Parliament has always deplored retrospective legislation. In 2009, the Constitution Committee of your Lordships' House, in its report on the Banking Bill, drew attention to the need for there to be,
“a compelling reason in the public interest for a departure from the general principle that retrospective legislation is undesirable”.
At least the letter to claimants that was sent out recently by the DWP is headed:
“Possible changes to your ESA”,
and states that the changes the Government want to make have not yet been approved by Parliament. The letter continues by providing the ramifications of the change. I gather that many claimants who have received such a letter are telling citizens advice bureaux up and down the country that they do not know what this letter means for them, and that they are very worried by it. They have good cause to be worried. Not only are the Government breaking the understanding that national insurance contributions—perhaps paid for years and years—protected a person against the loss of employment on health grounds, but many claimants, as we have heard, are likely to be left with only their partner’s extremely modest income, which may push them out of eligibility under the means-tested ESA.

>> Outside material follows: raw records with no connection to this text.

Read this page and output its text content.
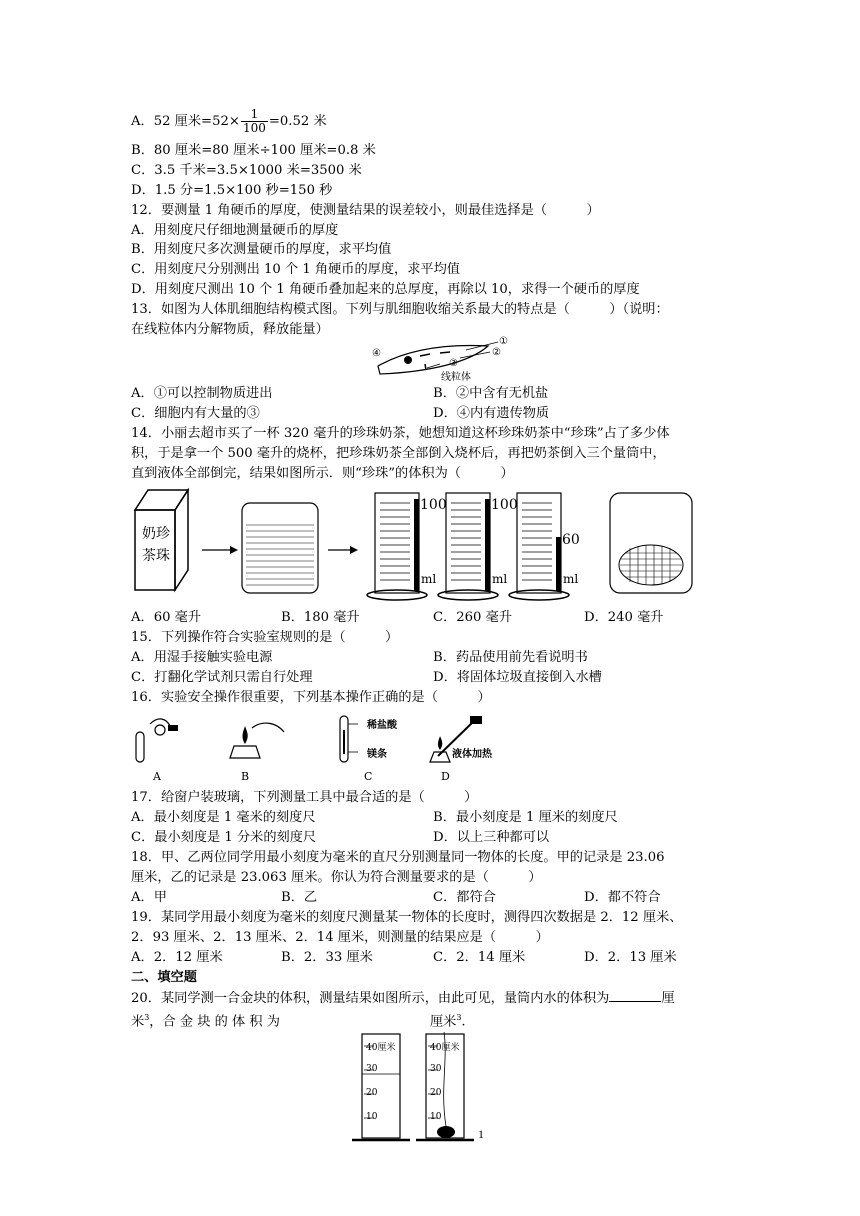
A．52 厘米$=52\times \frac{1}{100} =0.52$ 米
B．80 厘米=80 厘米÷100 厘米=0.8 米
C．3.5 千米=3.5×1000 米=3500 米
D．1.5 分=1.5×100 秒=150 秒
12．要测量 1 角硬币的厚度，使测量结果的误差较小，则最佳选择是（　　　）
A．用刻度尺仔细地测量硬币的厚度
B．用刻度尺多次测量硬币的厚度，求平均值
C．用刻度尺分别测出 10 个 1 角硬币的厚度，求平均值
D．用刻度尺测出 10 个 1 角硬币叠加起来的总厚度，再除以 10，求得一个硬币的厚度
13．如图为人体肌细胞结构模式图。下列与肌细胞收缩关系最大的特点是（　　　）（说明：
在线粒体内分解物质，释放能量）
①
②
③
④
线粒体
A．①可以控制物质进出	B．②中含有无机盐
C．细胞内有大量的③	D．④内有遗传物质
14．小丽去超市买了一杯 320 毫升的珍珠奶茶，她想知道这杯珍珠奶茶中“珍珠”占了多少体
积，于是拿一个 500 毫升的烧杯，把珍珠奶茶全部倒入烧杯后，再把奶茶倒入三个量筒中，
直到液体全部倒完，结果如图所示．则“珍珠”的体积为（　　　）
奶珍
茶珠
100	100
60
ml	ml	ml
A．60 毫升	B．180 毫升	C．260 毫升	D．240 毫升
15．下列操作符合实验室规则的是（　　　）
A．用湿手接触实验电源	B．药品使用前先看说明书
C．打翻化学试剂只需自行处理	D．将固体垃圾直接倒入水槽
16．实验安全操作很重要，下列基本操作正确的是（　　　）
稀盐酸
镁条	液体加热
A	B	C	D
17．给窗户装玻璃，下列测量工具中最合适的是（　　　）
A．最小刻度是 1 毫米的刻度尺	B．最小刻度是 1 厘米的刻度尺
C．最小刻度是 1 分米的刻度尺	D．以上三种都可以
18．甲、乙两位同学用最小刻度为毫米的直尺分别测量同一物体的长度。甲的记录是 23.06
厘米，乙的记录是 23.063 厘米。你认为符合测量要求的是（　　　）
A．甲	B．乙	C．都符合	D．都不符合
19．某同学用最小刻度为毫米的刻度尺测量某一物体的长度时，测得四次数据是 2．12 厘米、
2．93 厘米、2．13 厘米、2．14 厘米，则测量的结果应是（　　　）
A．2．12 厘米	B．2．33 厘米	C．2．14 厘米	D．2．13 厘米
二、填空题
20．某同学测一合金块的体积，测量结果如图所示，由此可见，量筒内水的体积为	厘
米$^3$，合 金 块 的 体 积 为	厘米$^3$.
1
40厘米	40厘米
30
20
10
30
20
10
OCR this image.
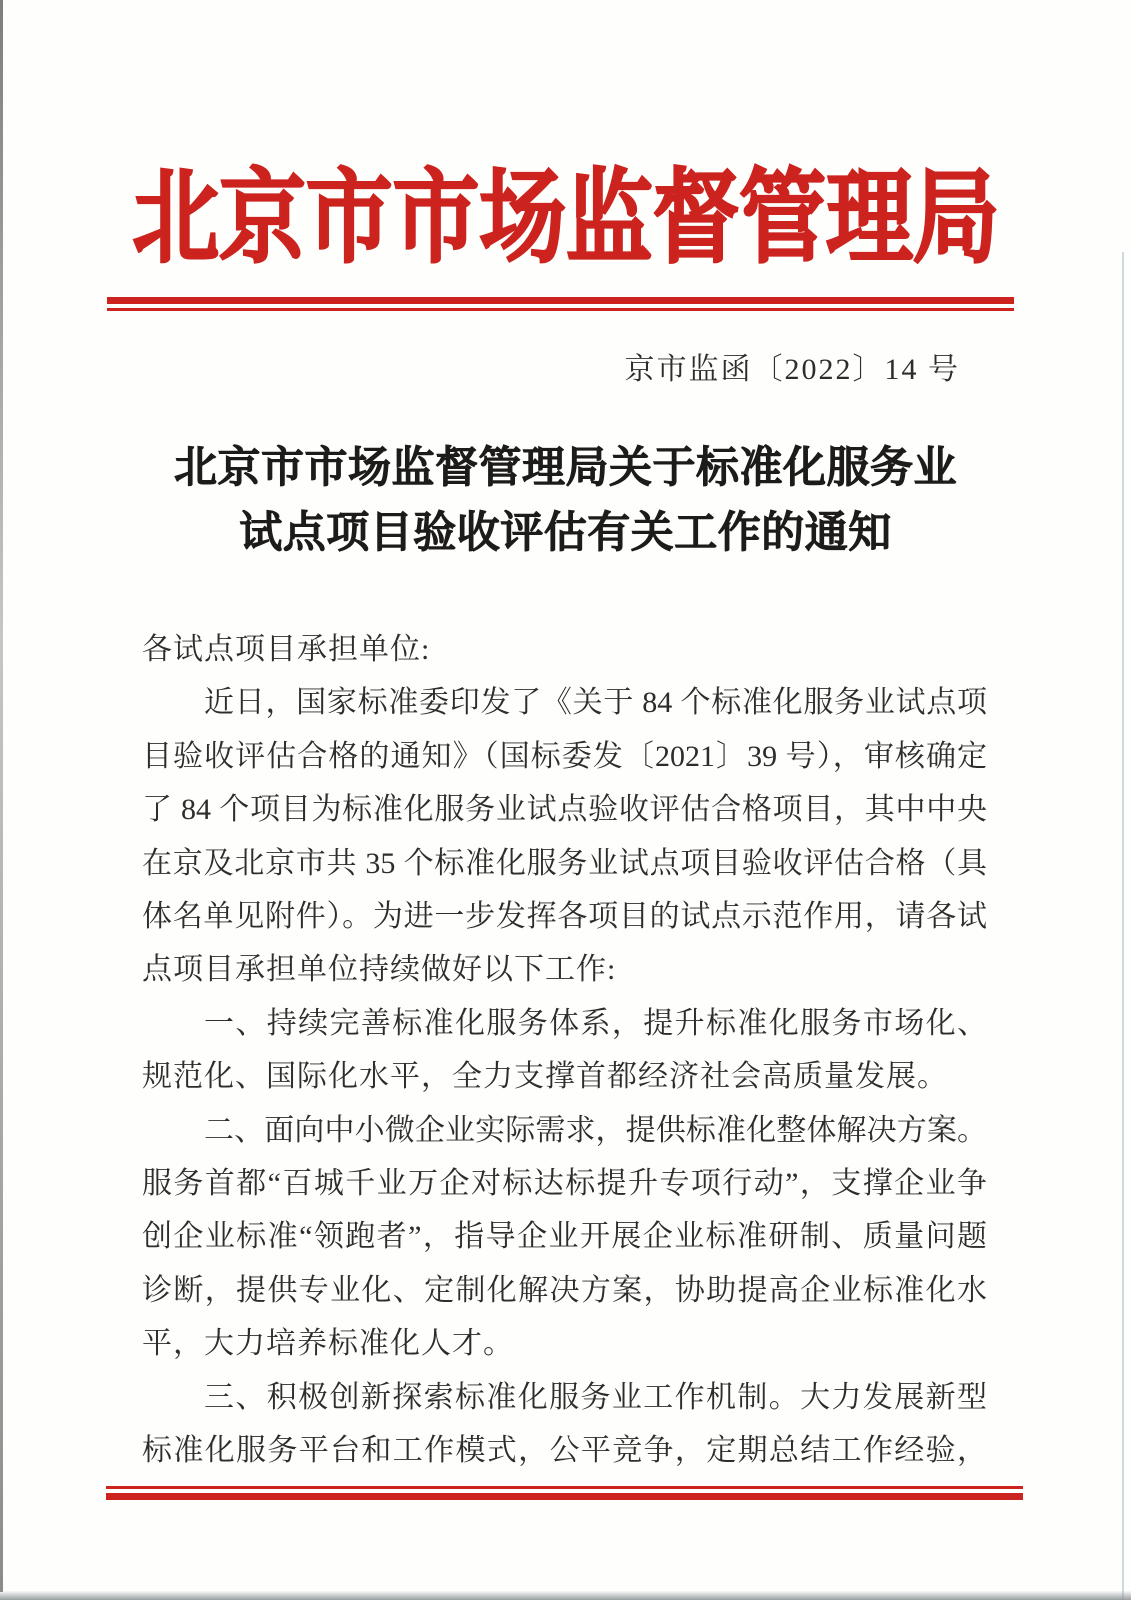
北京市市场监督管理局
京市监函〔2022〕14 号
北京市市场监督管理局关于标准化服务业
试点项目验收评估有关工作的通知
各试点项目承担单位:
近日，国家标准委印发了《关于 84 个标准化服务业试点项
目验收评估合格的通知》（国标委发〔2021〕39 号），审核确定
了 84 个项目为标准化服务业试点验收评估合格项目，其中中央
在京及北京市共 35 个标准化服务业试点项目验收评估合格（具
体名单见附件）。为进一步发挥各项目的试点示范作用，请各试
点项目承担单位持续做好以下工作:
一、持续完善标准化服务体系，提升标准化服务市场化、
规范化、国际化水平，全力支撑首都经济社会高质量发展。
二、面向中小微企业实际需求，提供标准化整体解决方案。
服务首都“百城千业万企对标达标提升专项行动”，支撑企业争
创企业标准“领跑者”，指导企业开展企业标准研制、质量问题
诊断，提供专业化、定制化解决方案，协助提高企业标准化水
平，大力培养标准化人才。
三、积极创新探索标准化服务业工作机制。大力发展新型
标准化服务平台和工作模式，公平竞争，定期总结工作经验，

I turn back to the policy costings document of October 2010. Under the heading, “Uncertainty”, we read that the migration from IB to ESA was the cause of particular uncertainty. We now know that a high proportion of IB claimants are being found to be fit for work as a result of the migration to ESA, in spite of appeals. I therefore ask my noble friend whether the Government can now start to quantify savings that might be made on the ESA bill, in spite of an increasing JSA bill—given high unemployment—and whether they will consider reverting to their original plan and drop the retrospective nature of this clause.
We all know of the need for the Government to cut public spending by an eye-watering amount as soon as possible. The Government’s argument may be that JSA is time-limited, so why not ESA? However, in my view, a claimant’s health is a much more emotive subject for their employment—or lack of it—and being ill can be a very expensive business. Using retrospection in this way, when it directly affects someone’s income in an unforeseeable way, seems to be thoroughly bad practice. Is it really good governance to cut massive corners by bringing in this policy in such haste?